Last year, The Enquirer asked leaders of Southwest Ohio’s 15 largest communities – including Deerfield Township and Mason – how much they anticipated spending in 2013 and what else residents might expect.
A year later, we found out if they came in on budget and their forecasts for the coming year.
Most report they’re in better shape now than they were a year ago, when communities – particularly townships – were reeling from a series of cuts by the state to local governments. Delhi Township has weathered a 70 percent cut to its general fund – the fund that pays for day-to-day operations – from 2011 to 2013. Other townships saw their revenues slashed by more than half.
For many of these communities the figure includes money that passes through the township to local school districts.
• Projected spending: $60,706,249
• Actual spending: $61,944,375
• Difference: $1,238,126 more
Deerfield Township spent about $1.2 million more than it had budget ed last year, but not for any one reason, Fiscal Officer John Wahle said.

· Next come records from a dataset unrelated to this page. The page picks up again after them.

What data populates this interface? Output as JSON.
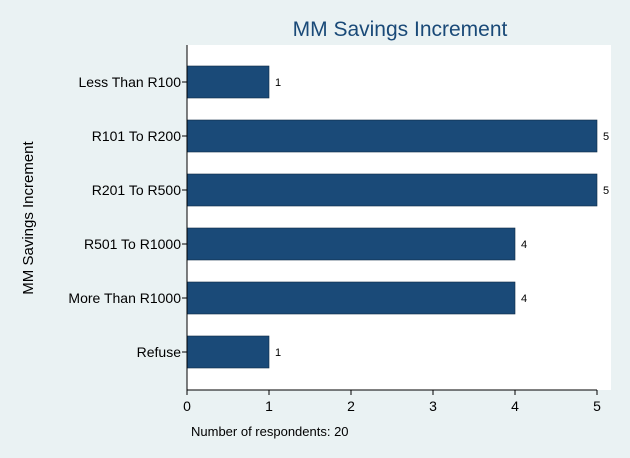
{
  "chart_data": {
    "type": "bar",
    "orientation": "horizontal",
    "title": "MM Savings Increment",
    "ylabel": "MM Savings Increment",
    "xlabel": "",
    "categories": [
      "Less Than R100",
      "R101 To R200",
      "R201 To R500",
      "R501 To R1000",
      "More Than R1000",
      "Refuse"
    ],
    "values": [
      1,
      5,
      5,
      4,
      4,
      1
    ],
    "data_labels": [
      "1",
      "5",
      "5",
      "4",
      "4",
      "1"
    ],
    "xlim": [
      0,
      5
    ],
    "xticks": [
      "0",
      "1",
      "2",
      "3",
      "4",
      "5"
    ],
    "grid": false,
    "bar_color": "#1a4a78",
    "note": "Number of respondents: 20"
  }
}
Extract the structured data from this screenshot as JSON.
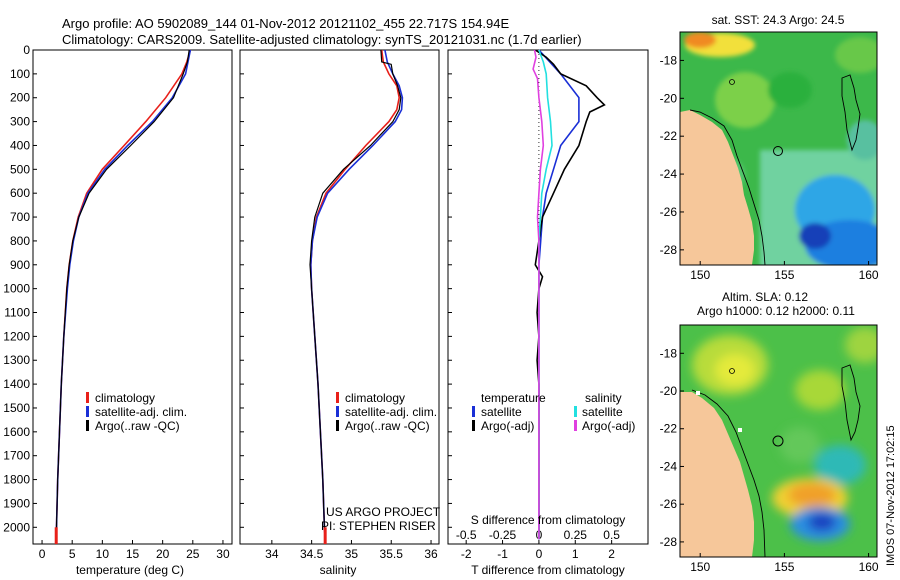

With passage last fall of a 10-year parks levy, the township will fill three or four park department vacancies this year, said Administrator Bill Becker, who also hopes to open the community’s new $4.9 million fire station in September.
Township residents can also expect the continued widening of Irwin-Simpson Road this year, which will continue into 2016. Otherwise the township is “holding the line,” said Becker. One thing affecting the budget are winter storms, Becker said. Deerfield has already tapped into money earmarked for snow and ice removal for next winter to deal with this winter, Becker said.
• Projected spending: $74,047,299
• Actual spending: $71,800,000
• Difference: $2,247,299 less
Mason spent less because the community “always underestimates revenues and overestimates spending,” said Mason spokeswoman Jennifer Trepal. But next year Mason plans to increase spending 18 percent over 2013, from $74 million to $87.4 million. The extra funds will restore a parks maintenance program, sets aside money for Mason’s 2015 bicentennial, creates a new position in the service department and reissues some short-term debt to build a $5 million public works garage by next winter.